Manufacturers must have computer systems that work. When talking about making systems that keep working, we often talk about “hardening” the system, but that can be misleading. Some things are hard but brittle, in that they can resist light pressure but shatter under a hard shock. What you want are systems that are resilient—able to absorb shocks and bounce back without breaking. That sounds good, but how do you translate “resilient” into an operational computer system?
In most circumstances, continuous operation translates to “fail-over” or a redundant component waiting to take over instantly if something goes wrong with the primary component. Depending on your organization’s needs and budget, this can range from an equipment rack with duplicate hardware sitting on the other side of the data center to a complete mirror datacenter in a remote location.
In both cases, the key to redundancy is a controller that mirrors transactions to the fail-over system and switches to the redundant system if it detects specific conditions on the primary device. Many executives think that buying redundant hardware is an unnecessary cost. Compared to the cost of catastrophic failure when a critical system goes offline, redundancy can be amazingly cost-effective.
Next on the resilience list is defense from criminal attacks. You’ve heard all the stories, but there are still far too many IT executives in manufacturing works who feel that no one would want to attack their operations. Of those who do think about security, hiding resources—“security through obscurity”—is still seen as an effective strategy by some. They’re wrong. Active security that targets not only nuisance attacks such as port probes but also advanced persistent threats and social engineering attacks is required if your systems are going to be there every time the company needs them.
Planning for Failure
Resilience means planning for and being ready for failure.
Planning begins with an effective backup and recovery strategy that includes practicing restore operations on a regular basis. Too many companies have placed their faith in a backup and restore regime that met technical needs but failed when needed because small issues were never caught and fixed.

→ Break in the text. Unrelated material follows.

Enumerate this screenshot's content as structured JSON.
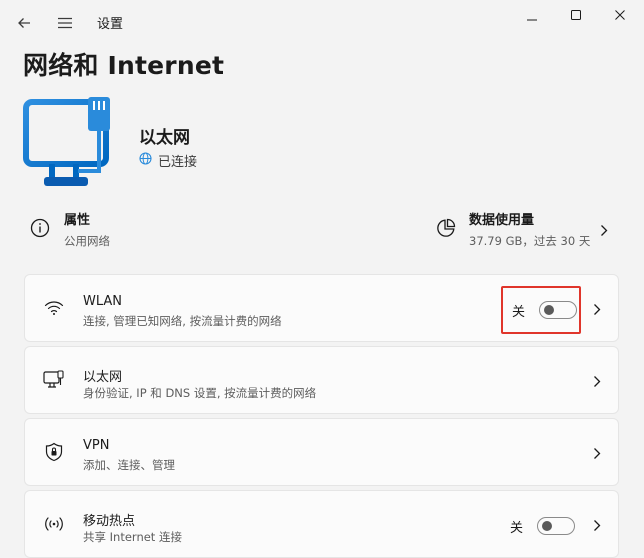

Resilience can include off-site storage of backup media and an off-site data center that can be brought online with backup media. The time to get back online might be measured in hours rather than seconds. However, for many functions a few hours is an adequate timeframe, and far better than critical functions, such as inventory, accounts receivable, or payroll, being off-line for days, as in the case of a natural disaster.
Hardening a system might mean trying to ensure that no external event would have an impact on it. Resilience recognizes that the outside world exists and will have a bearing but designs systems that can absorb the shock and continue operating. Design for resilience and you have a much better chance at maintaining your manufacturing operations, regardless of what the outside world might bring to bear on your IT systems.